Languages treat 1-4 specially

Languages treat 1-4 specially:
Commentary on Stanislas Dehaene's précis of
The Number Sense.

James R Hurford,
Language Evolution and Computation Research Unit,
Linguistics Department, University of Edinburgh

(In Symposium on Numerical Cognition, special issue of Mind and Language, 16(1):69-75 (2001).
Note: This HTML version may differ slightly from the printed version; the printed version is the `authorized' version.)

This commentary is in two sections.
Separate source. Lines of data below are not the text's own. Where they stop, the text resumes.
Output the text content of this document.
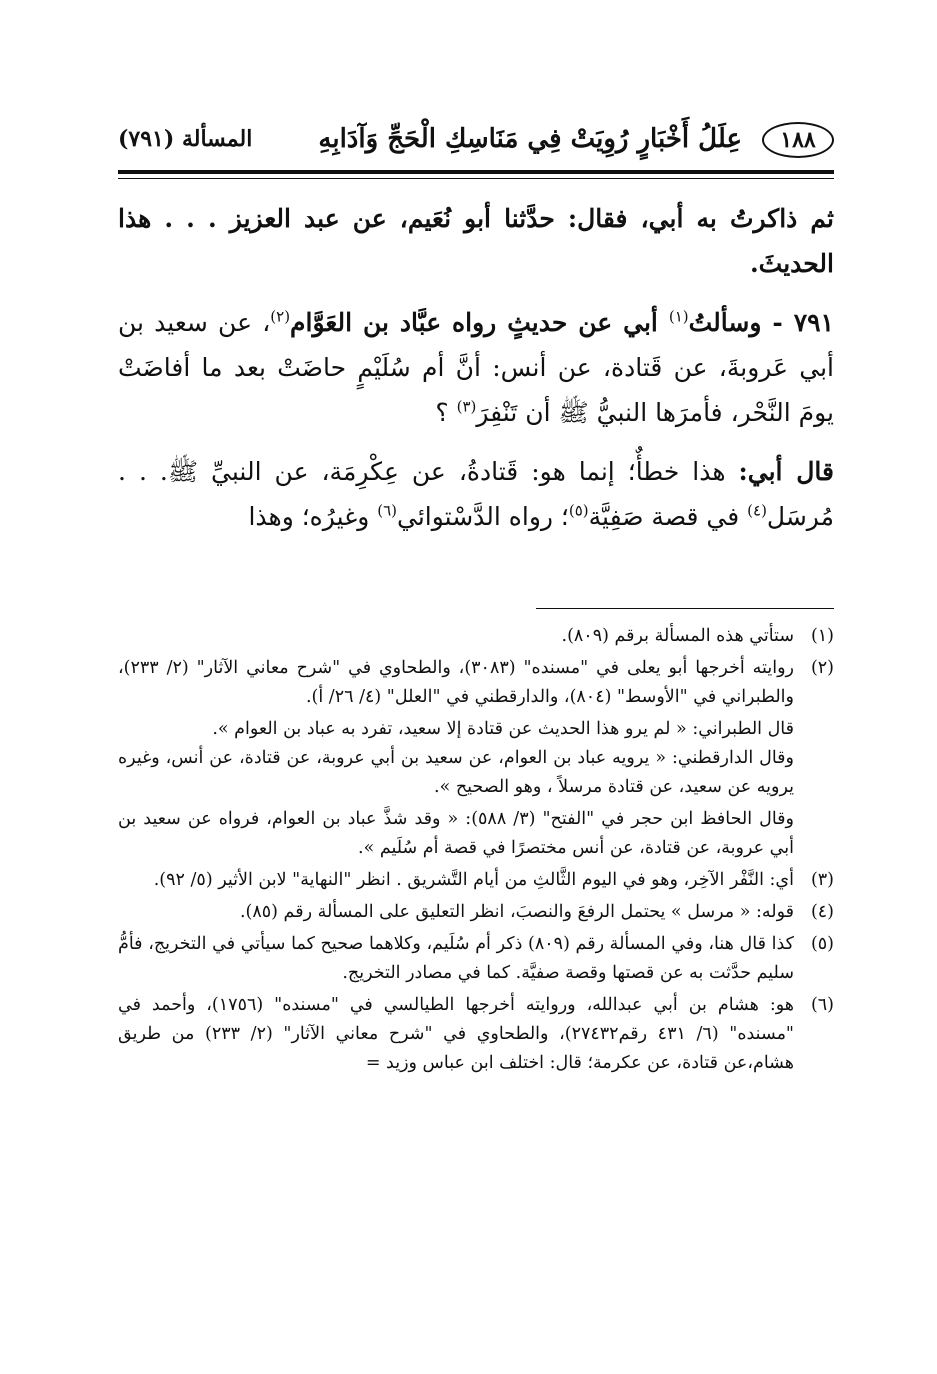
١٨٨
عِلَلُ أَخْبَارٍ رُوِيَتْ فِي مَنَاسِكِ الْحَجِّ وَآدَابِهِ
المسألة (٧٩١)

ثم ذاكرتُ به أبي، فقال: حدَّثنا أبو نُعَيم، عن عبد العزيز . . . هذا الحديثَ.

٧٩١ - وسألتُ$^{(١)}$ أبي عن حديثٍ رواه عبَّاد بن العَوَّام$^{(٢)}$، عن سعيد بن أبي عَروبةَ، عن قَتادة، عن أنس: أنَّ أم سُلَيْمٍ حاضَتْ بعد ما أفاضَتْ يومَ النَّحْر، فأمرَها النبيُّ ﷺ أن تَنْفِرَ$^{(٣)}$ ؟

قال أبي: هذا خطأٌ؛ إنما هو: قَتادةُ، عن عِكْرِمَة، عن النبيِّ ﷺ. . . مُرسَل$^{(٤)}$ في قصة صَفِيَّة$^{(٥)}$؛ رواه الدَّسْتوائي$^{(٦)}$ وغيرُه؛ وهذا

(١)

ستأتي هذه المسألة برقم (٨٠٩).

(٢)

روايته أخرجها أبو يعلى في "مسنده" (٣٠٨٣)، والطحاوي في "شرح معاني الآثار" (٢/ ٢٣٣)، والطبراني في "الأوسط" (٨٠٤)، والدارقطني في "العلل" (٤/ ٢٦/ أ).

قال الطبراني: « لم يرو هذا الحديث عن قتادة إلا سعيد، تفرد به عباد بن العوام ».

وقال الدارقطني: « يرويه عباد بن العوام، عن سعيد بن أبي عروبة، عن قتادة، عن أنس، وغيره يرويه عن سعيد، عن قتادة مرسلاً ، وهو الصحيح ».

وقال الحافظ ابن حجر في "الفتح" (٣/ ٥٨٨): « وقد شذَّ عباد بن العوام، فرواه عن سعيد بن أبي عروبة، عن قتادة، عن أنس مختصرًا في قصة أم سُلَيم ».

(٣)

أي: النَّفْر الآخِر، وهو في اليوم الثَّالثِ من أيام التَّشريق . انظر "النهاية" لابن الأثير (٥/ ٩٢).

(٤)

قوله: « مرسل » يحتمل الرفعَ والنصبَ، انظر التعليق على المسألة رقم (٨٥).

(٥)

كذا قال هنا، وفي المسألة رقم (٨٠٩) ذكر أم سُلَيم، وكلاهما صحيح كما سيأتي في التخريج، فأمُّ سليم حدَّثت به عن قصتها وقصة صفيَّة. كما في مصادر التخريج.

(٦)

هو: هشام بن أبي عبدالله، وروايته أخرجها الطيالسي في "مسنده" (١٧٥٦)، وأحمد في "مسنده" (٦/ ٤٣١ رقم٢٧٤٣٢)، والطحاوي في "شرح معاني الآثار" (٢/ ٢٣٣) من طريق هشام،عن قتادة، عن عكرمة؛ قال: اختلف ابن عباس وزيد =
The first presents some specifically linguistic evidence regarding Dehaene's statement that, in animals and prelinguistic humans, ``only very small numbers (up to about 3) can be represented accurately''1. The second section contains some more general reflections on Dehaene's work.

Linguistic discontinuity around 3 or 4

Dehaene argues that adequately accurate analog mental representation of very small quantities, in the range 1-4, is ancient. Evidence from language corroborates this. Languages show a tendency to express the first two, three or four numbers differently from slightly higher ones. Some of this difference in behaviour makes the lowest-valued numerals more like adjectives. This suggests that these very low numerosities may be perceived and represented like the meanings of basic adjectives, such as red, hot and round, as sensible properties of (groups of) objects. Higher numerosities, from about 5 upward, are less directly, or less reliably, observable, and representation of them relies not just on perceptual properties, but probably (at least in part) on their being associated with a particular slot in a conventional recited counting sequence. It seems certain that in the historical development of languages, words for the lower numbers existed before words for higher numbers. The idiosyncrasies which tend to be shown by the very lowest numeral words preserve ancient linguistic patterns. Wittgenstein captures the idea nicely:

``Our language can be seen as an ancient city: a maze of little streets and squares, of old and new houses, and of houses with additions from various periods; and this surrounded by a multitude of new boroughs with straight regular streets and uniform houses.'' (Philosophical Investigations)

Grammatical number

Grammarians use the term `(grammatical) number' for the singular/plural distinction marked on nouns in most languages, and supplemented in some languages by categories such as dual, and even trial. Clearly, grammatical number in a language is distinct from its numeral system. Grammatical number tends to be indicated in the morphology of nouns (e.g. by an affix), whereas numerals are distinct words or phrases. Grammatical number in fact has only a somewhat loose relationship with numeral expressions in a language. Nouns marked for grammatical number need not be accompanied by numerals. In Arabic, for instance, kitaab means `(a) book' and kitabeen means `two books'. The important point here is that the numerical limit for systems of grammatical number is at around 3 . A few languages have distinct trial forms of nouns, for describing collections of 3; quite a few more languages have dual distinct forms, for describing pairs of things; and of course, almost all languages distinguish singular from plural.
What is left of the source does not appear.